One More Time

I began writing in my last news letter about things I have learned at the PARC. This is another of those life changing things God has taught me. One of the core values at the PARC is that you never run out of chances. This is perhaps that hardest one. Some of those who come are angry, frustrated and sometimes explosive. There are times when they just can't stay. Often times they want to come back. If they agree to be a part of what we do, participate and be respectful they can try again. And, they can try again and again and again. They never run out of chances.

One of the interesting things that I have learned from this is that as they continue to keep coming back, to keep trying, that I am the one who is changed. I begin to see them differently. It seems that the more they come, the more God shows me who they are and His heart for them.

Lori is one of the members who comes to my mind when I think of this.
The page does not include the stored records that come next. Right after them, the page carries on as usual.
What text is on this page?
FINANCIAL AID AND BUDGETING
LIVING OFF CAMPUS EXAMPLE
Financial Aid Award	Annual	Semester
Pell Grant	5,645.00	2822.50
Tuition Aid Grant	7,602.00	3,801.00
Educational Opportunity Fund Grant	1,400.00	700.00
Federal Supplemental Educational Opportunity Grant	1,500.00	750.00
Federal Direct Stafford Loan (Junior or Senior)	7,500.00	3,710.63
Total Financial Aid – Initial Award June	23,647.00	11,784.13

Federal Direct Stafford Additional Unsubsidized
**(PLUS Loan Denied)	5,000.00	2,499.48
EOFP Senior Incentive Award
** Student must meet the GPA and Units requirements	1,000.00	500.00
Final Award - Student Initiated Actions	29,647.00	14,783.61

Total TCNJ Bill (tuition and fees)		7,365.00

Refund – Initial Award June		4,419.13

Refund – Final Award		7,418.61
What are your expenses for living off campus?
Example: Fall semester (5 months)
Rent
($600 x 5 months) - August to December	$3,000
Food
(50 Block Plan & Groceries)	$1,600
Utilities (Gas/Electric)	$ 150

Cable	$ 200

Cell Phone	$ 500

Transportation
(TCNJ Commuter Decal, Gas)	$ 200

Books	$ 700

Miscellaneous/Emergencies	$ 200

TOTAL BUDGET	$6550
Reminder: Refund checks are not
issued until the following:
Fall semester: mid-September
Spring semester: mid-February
The first day that she came to the PARC she was so dirty. I don't know how long it had been since she had a shower. Her clothes were filthy and her hair unkempt. She was a mess. Lori would flit around the room mumbling inappropriate things and making inappropriate gestures. As time went on she got to where she was more peaceful and stayed longer.  After a few weeks she even began to participate in some of our classes. She was changing and so was I. I began to see her. I mean really see her. She is beautiful!! We also began to see a kindness and a gentleness, even a gratefulness in her. 

One day as she was about to leave I was saying goodbye. I asked her if I could give her a hug. For the first time she looked me in the eye and then nodded. I hugged her and she hugged me. It was incredible. I don't know if anything happened to Lori, but it touched me at a level that I can't begin to put into words. It touched me so deeply and just a little more change took place. It was a while before Lori came again. When she came in I walked over to her to tell her how happy I was to see her and that I had missed her. She looked at me, without a word, threw her arms around me and gave me a hug. You could have knocked me over with a feather.

Something happened because Lori never ran out of chances. Something happened in us both. God moves, and if we allow Him, He expands our hearts to love a little more. A little better. What I have learned is that I must never close my heart to what God wants to do in and through people. He is a mighty and powerful God. The God of redemption and grace. He truly has the power and ability to change people, and we might miss that if we close the door. We might miss the most beautiful gifts and delights of His heart.